VR Sales 2016 accd to Statistica

Source: https://www.statista.com/statistics/458037/virtual-reality-headsets-unit-sales-worldwide/

These numbers are actually about twice as large as has been reported more recently – in other words, headset sales were only 50% of original expectations. GearVR sales were probably closer to 2 million. Current sales from several sources put the actual sales of the other headsets closer to 1 million each. Originally, Playstation VR was expected to outsell Rift and Vive by a wide margin, but in estimates have been revised downward significantly, to a volume comparable to the Rift and Vive. In 2017, groups look in hope to Windows 10 VR headsets to help lift the market.  Also, the massive investment in the cryptic Magic Leap might begin to show results (but don’t count on it).

In contrast, location-based Augmented Reality in a regular phone “app” model drive the market, mostly through the breakout hit Pokemon Go. This game was the first contact a significant part of the public had with the VR/AR hype. The reason? You could use the phone you have to play, and development used standard technologies instead of custom SDKs or frameworks. And AR didn’t need additional headsets or “spectacles” for its use. This has caused everyone, from Apple (where are you?) to Facebook to proclaim that AR is the near-term thing. And certainly, there’s a play there.

What do lower expectations for high-end headsets mean for VR and AR in the next year? Content creators will need to leverage existing technology, and develop for the low end. Smartphones will get better in 2017, and increasingly they will natively support AR and VR, along with “3D imaging” – determining depth in images. It’s easy to see how this will integrate in a few years. But not just yet, since consumers typically take 3 years to replace their devices.
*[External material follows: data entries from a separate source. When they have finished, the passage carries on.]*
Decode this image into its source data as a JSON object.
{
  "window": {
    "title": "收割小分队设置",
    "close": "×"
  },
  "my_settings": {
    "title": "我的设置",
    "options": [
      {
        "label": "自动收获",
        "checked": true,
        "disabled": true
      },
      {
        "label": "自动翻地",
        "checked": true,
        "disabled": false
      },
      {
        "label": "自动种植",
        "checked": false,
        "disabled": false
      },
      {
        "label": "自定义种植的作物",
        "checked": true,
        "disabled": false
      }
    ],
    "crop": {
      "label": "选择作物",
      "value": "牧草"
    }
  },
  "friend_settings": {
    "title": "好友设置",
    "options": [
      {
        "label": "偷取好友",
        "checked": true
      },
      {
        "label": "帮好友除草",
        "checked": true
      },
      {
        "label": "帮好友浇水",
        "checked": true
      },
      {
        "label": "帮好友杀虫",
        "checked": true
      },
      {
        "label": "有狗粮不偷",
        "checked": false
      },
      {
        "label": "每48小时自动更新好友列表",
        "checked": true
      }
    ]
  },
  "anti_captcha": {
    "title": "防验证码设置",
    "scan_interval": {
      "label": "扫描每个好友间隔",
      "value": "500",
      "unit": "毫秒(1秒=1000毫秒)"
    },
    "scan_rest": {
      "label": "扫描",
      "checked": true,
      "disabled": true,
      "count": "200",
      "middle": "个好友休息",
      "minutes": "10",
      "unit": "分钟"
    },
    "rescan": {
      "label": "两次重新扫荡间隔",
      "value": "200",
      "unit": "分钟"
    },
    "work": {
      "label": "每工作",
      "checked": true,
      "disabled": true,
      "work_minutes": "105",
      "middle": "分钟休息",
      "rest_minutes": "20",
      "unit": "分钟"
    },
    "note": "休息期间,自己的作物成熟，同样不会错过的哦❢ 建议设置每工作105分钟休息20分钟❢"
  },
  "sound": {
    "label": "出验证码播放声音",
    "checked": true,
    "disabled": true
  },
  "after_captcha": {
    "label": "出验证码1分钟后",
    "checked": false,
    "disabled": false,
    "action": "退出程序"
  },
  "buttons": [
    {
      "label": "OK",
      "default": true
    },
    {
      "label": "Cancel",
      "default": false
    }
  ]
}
This in turn makes the case for WebVR as a development environment. This year mobile Chrome and Firefox will run VR natively, which will combine with their support for AR via the Geolocation and Media API. So, it is possible to develop VR, AR, and hybrid systems with relatively low-cost strategies using standard web development via HTML, CSS, and JavaScript. A WebVR “web app” can be deployed directly to the Google Cardboard world, and can also serve as a prototype for faster natively-coded systems. Since WebVR supports Vive and Oculus headsets, you’re covered there as well.
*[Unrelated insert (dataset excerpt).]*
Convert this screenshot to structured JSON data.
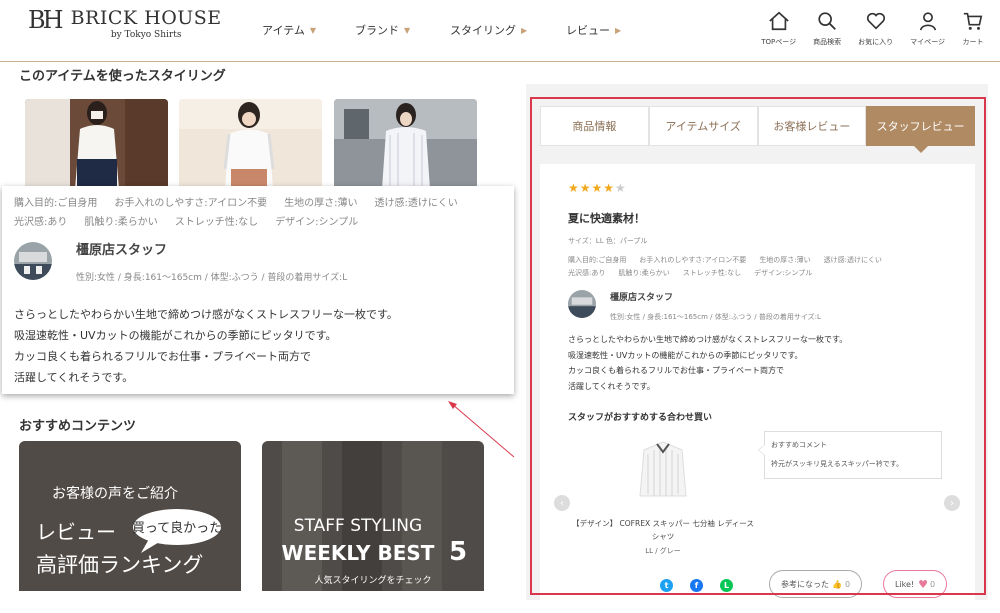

And if you’re a web developer who didin’t get into the app world, this is a great opportunity. Native VR and AR is stalled while consumers upgrade their hardware. In contrast, WebVR will run everywhere right now with standard web dev tools and languages. As Eric Floerzano says in his Medium article:

All of a sudden, WebVR is the best channel for small-to-medium sized VR content to be published if it’s intended to go viral and be shared with the most VR users.
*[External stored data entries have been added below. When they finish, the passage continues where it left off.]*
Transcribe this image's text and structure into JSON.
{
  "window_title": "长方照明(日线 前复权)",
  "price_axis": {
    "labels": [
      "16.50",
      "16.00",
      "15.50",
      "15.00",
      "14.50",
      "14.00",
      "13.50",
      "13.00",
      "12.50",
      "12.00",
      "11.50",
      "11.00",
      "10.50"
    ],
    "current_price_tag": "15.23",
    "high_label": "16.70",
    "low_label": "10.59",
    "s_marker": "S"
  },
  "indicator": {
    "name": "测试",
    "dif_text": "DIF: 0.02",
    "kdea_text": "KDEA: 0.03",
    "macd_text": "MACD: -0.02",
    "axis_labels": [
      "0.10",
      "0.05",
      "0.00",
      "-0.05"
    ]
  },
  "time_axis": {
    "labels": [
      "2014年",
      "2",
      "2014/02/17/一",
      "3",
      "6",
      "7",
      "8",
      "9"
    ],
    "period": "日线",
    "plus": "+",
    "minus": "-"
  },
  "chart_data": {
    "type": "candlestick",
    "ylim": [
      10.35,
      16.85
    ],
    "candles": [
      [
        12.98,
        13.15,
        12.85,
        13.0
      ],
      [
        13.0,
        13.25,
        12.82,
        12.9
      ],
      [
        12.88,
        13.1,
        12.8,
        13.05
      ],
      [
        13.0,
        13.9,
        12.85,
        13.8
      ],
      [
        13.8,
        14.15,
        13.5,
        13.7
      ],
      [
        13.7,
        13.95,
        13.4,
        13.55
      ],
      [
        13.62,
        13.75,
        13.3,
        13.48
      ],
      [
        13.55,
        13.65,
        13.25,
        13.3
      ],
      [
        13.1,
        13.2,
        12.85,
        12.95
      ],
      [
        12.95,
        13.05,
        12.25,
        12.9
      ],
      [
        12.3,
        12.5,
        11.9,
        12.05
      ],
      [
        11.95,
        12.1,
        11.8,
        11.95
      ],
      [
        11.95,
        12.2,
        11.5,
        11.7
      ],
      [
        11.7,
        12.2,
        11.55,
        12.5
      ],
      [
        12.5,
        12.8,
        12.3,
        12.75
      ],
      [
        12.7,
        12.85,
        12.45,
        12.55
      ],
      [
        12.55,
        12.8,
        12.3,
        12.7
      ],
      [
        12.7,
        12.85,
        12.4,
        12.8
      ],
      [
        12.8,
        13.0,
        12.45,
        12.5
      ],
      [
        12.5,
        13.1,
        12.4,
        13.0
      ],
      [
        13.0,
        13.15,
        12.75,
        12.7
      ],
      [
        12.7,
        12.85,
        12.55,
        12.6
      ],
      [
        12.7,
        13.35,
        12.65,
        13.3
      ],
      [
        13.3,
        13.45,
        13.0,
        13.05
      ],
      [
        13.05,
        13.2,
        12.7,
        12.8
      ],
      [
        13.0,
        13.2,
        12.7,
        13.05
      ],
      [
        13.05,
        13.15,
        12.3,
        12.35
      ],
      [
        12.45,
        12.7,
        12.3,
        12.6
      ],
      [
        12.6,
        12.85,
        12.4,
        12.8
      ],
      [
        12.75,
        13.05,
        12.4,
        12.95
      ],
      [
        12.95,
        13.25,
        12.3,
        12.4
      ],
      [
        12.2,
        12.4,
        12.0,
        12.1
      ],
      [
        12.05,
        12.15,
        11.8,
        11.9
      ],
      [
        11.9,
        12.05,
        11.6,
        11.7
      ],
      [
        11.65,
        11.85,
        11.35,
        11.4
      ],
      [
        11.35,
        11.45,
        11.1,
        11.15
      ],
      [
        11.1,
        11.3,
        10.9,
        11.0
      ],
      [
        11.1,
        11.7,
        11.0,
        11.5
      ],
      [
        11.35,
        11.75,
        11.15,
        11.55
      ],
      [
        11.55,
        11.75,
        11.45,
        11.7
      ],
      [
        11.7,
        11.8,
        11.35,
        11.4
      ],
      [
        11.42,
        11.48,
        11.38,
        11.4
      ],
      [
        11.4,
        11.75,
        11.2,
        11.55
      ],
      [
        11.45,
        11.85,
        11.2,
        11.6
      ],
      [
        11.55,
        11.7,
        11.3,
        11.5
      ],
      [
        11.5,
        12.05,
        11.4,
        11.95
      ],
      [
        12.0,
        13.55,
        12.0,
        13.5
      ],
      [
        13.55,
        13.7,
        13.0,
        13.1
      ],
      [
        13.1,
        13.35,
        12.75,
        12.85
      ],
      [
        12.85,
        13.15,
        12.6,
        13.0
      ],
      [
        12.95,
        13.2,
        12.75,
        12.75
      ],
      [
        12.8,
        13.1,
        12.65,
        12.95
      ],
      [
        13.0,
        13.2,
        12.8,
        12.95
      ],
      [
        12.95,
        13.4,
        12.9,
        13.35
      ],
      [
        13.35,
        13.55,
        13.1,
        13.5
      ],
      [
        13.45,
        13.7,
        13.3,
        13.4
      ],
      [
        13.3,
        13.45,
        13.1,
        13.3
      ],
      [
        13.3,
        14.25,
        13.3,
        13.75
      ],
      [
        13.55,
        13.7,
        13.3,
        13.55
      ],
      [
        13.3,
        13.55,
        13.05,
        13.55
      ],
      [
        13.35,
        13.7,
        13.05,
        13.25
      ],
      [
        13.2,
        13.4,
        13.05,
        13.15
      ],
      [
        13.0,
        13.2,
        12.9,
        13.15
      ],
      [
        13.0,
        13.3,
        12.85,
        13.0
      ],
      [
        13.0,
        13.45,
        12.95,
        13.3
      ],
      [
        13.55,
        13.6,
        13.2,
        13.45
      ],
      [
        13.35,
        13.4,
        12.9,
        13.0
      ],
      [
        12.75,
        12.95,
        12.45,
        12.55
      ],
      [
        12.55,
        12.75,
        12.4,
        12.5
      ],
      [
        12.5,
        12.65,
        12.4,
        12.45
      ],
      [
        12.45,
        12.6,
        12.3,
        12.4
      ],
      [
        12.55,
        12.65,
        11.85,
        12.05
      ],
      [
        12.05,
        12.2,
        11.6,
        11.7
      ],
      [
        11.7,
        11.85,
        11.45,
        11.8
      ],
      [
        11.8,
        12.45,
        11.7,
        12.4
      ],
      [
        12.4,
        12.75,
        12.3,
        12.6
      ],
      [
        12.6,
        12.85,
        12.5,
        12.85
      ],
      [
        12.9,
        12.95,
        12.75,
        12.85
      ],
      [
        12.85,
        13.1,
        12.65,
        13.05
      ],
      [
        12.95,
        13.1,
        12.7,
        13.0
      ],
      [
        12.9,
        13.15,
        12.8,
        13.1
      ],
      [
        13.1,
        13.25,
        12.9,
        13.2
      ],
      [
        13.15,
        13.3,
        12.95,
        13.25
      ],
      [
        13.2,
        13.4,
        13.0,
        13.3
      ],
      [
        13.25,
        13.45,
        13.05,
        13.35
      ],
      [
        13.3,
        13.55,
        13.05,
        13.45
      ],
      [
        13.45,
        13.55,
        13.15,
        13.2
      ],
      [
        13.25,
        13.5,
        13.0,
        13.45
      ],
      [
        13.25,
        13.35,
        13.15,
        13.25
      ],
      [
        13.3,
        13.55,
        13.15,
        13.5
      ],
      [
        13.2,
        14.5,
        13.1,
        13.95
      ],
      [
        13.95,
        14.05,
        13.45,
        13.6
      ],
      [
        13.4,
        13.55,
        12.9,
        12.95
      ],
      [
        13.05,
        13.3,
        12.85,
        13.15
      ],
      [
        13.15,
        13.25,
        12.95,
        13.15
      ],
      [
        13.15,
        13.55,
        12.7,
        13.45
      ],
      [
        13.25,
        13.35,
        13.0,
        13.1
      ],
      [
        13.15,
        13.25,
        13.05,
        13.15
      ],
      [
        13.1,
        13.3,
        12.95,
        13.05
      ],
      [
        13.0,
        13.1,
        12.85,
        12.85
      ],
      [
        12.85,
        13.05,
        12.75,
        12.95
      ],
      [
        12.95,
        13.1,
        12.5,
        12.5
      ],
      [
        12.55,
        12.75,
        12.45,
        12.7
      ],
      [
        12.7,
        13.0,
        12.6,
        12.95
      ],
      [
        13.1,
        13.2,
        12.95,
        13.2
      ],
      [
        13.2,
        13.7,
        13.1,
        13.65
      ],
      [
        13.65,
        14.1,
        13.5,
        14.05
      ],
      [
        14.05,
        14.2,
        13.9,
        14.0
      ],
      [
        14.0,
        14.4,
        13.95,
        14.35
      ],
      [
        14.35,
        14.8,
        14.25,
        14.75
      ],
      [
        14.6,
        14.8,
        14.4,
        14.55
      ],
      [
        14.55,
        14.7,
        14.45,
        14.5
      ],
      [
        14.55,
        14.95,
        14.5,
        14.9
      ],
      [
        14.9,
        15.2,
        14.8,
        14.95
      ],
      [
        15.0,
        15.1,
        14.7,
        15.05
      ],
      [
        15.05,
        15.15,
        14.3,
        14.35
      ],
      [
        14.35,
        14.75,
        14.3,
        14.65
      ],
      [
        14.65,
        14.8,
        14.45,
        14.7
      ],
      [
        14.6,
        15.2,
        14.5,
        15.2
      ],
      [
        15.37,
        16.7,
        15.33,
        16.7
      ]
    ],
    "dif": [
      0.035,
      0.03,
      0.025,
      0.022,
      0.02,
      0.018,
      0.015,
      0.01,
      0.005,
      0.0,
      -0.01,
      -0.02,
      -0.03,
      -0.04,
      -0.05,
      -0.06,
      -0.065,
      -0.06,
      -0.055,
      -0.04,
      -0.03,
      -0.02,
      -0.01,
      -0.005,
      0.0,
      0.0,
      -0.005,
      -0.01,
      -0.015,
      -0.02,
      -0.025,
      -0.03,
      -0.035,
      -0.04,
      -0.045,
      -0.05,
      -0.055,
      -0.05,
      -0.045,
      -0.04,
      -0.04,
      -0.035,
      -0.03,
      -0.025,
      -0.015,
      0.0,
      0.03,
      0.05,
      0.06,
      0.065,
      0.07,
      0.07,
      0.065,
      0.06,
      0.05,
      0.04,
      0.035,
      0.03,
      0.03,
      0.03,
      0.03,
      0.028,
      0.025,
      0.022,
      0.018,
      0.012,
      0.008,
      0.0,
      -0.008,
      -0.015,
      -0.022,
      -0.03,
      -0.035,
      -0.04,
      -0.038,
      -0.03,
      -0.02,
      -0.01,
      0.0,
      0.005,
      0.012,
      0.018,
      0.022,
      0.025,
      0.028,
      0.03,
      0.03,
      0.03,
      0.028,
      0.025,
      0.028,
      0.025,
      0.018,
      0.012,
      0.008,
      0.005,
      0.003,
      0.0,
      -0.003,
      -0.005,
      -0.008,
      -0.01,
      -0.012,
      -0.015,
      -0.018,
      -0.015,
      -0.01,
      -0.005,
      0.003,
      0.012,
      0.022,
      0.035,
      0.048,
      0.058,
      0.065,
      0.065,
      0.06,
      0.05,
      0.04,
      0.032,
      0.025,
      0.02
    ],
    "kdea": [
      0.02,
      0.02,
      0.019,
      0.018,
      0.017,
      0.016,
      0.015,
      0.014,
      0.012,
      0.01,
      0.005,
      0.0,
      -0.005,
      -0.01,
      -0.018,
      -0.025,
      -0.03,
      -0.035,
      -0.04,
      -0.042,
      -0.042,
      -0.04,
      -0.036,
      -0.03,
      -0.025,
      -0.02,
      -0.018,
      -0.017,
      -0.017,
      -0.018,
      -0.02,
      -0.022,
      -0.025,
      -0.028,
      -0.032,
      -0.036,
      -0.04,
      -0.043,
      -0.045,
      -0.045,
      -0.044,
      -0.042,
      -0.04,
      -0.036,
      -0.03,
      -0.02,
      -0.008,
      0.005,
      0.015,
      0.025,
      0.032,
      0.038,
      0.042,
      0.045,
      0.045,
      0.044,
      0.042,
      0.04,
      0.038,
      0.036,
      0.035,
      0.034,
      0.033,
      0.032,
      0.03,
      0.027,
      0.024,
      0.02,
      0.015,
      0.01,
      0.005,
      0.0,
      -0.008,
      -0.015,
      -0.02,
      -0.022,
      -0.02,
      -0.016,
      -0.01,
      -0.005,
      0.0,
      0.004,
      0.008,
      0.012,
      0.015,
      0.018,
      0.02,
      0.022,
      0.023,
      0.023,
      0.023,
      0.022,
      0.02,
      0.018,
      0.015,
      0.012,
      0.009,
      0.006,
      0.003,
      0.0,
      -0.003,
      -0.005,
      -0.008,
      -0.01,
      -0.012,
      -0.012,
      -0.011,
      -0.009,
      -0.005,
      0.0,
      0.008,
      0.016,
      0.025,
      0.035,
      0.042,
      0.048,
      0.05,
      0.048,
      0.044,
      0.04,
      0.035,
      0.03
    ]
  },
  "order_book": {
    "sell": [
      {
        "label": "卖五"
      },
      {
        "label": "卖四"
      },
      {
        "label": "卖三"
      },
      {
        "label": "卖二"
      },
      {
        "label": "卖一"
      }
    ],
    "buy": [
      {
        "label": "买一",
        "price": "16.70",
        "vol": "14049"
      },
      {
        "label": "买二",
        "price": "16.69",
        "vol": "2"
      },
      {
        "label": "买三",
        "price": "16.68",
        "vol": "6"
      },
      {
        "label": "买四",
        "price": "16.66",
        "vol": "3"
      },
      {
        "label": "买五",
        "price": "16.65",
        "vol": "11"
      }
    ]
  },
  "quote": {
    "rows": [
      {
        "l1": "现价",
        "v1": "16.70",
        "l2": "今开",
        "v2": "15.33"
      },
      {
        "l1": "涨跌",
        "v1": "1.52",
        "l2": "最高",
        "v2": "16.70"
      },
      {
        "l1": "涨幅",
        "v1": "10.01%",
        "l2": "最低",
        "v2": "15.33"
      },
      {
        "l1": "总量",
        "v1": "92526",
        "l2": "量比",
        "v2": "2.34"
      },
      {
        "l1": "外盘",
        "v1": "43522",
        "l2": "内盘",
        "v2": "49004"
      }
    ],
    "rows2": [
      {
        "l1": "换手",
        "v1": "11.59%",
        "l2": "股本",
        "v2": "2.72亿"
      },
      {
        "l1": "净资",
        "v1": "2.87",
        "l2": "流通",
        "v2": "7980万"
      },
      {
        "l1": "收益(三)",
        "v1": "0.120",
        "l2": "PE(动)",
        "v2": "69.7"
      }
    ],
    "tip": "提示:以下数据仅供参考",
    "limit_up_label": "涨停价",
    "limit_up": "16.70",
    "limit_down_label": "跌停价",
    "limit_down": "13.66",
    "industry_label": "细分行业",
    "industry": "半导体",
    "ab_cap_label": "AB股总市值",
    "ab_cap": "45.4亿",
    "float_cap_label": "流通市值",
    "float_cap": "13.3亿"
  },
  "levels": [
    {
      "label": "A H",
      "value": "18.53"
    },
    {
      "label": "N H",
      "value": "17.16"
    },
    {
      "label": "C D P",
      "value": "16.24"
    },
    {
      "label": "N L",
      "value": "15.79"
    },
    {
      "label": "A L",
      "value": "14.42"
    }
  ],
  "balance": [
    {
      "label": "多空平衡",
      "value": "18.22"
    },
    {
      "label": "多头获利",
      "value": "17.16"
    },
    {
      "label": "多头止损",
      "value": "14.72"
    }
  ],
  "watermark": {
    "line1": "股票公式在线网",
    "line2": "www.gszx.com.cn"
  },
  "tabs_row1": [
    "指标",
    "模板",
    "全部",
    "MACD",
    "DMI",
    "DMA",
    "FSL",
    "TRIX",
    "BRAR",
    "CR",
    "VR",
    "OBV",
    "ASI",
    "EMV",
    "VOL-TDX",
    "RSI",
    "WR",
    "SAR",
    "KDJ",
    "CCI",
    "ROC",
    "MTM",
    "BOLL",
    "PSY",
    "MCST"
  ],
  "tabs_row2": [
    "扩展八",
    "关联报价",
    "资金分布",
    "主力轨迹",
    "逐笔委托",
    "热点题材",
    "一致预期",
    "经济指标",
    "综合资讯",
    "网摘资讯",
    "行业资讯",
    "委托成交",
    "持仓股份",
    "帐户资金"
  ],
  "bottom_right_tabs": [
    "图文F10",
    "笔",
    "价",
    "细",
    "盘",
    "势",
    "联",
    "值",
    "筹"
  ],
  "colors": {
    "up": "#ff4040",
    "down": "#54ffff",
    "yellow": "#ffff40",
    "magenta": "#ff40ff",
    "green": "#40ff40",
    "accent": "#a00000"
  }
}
Eric also points out the advantages of WebVR (opposed to native, Unity or Unreal Engine) if you find you’re earlier in the VR/AR game than was predicted in 2016:

  1. Development cycles are faster with WebVR than with native or compile to native (like Unity)
  2. Testing is easier, since you can check an update by refreshing your browser, instead of downloading and installing a new version of the app
  3. Consumers will get a constantly updated VR/AR experience, since they can also update by refresh, instead of going to their App Store to re-download the software

In addition to his point, consider the following:

  1. Portals for creating WebVR experiences (e.g. a YouTube for VR) will become common in 2017, allowing an even easier entry
  2. The tools for creating WebVR experiences will be online, with little to no cost, as opposed to the $$$ for a traditional software development platform
  3. Simple VR authored via markup like A-Frame will allow more people – especially design and coding students – create VR/AR as part of portfolios

Unless you’re doing a pure AR play aimed at standard smartphone screens, WebVR lets you get skin in the game, and solve the difficult problems of VR/AR interaction and storytelling. Eric sees VR having its comeback moment in 2019-2020. In 2017, WebVR remains your non-brainer entry to leap ahead into the VR and AR world.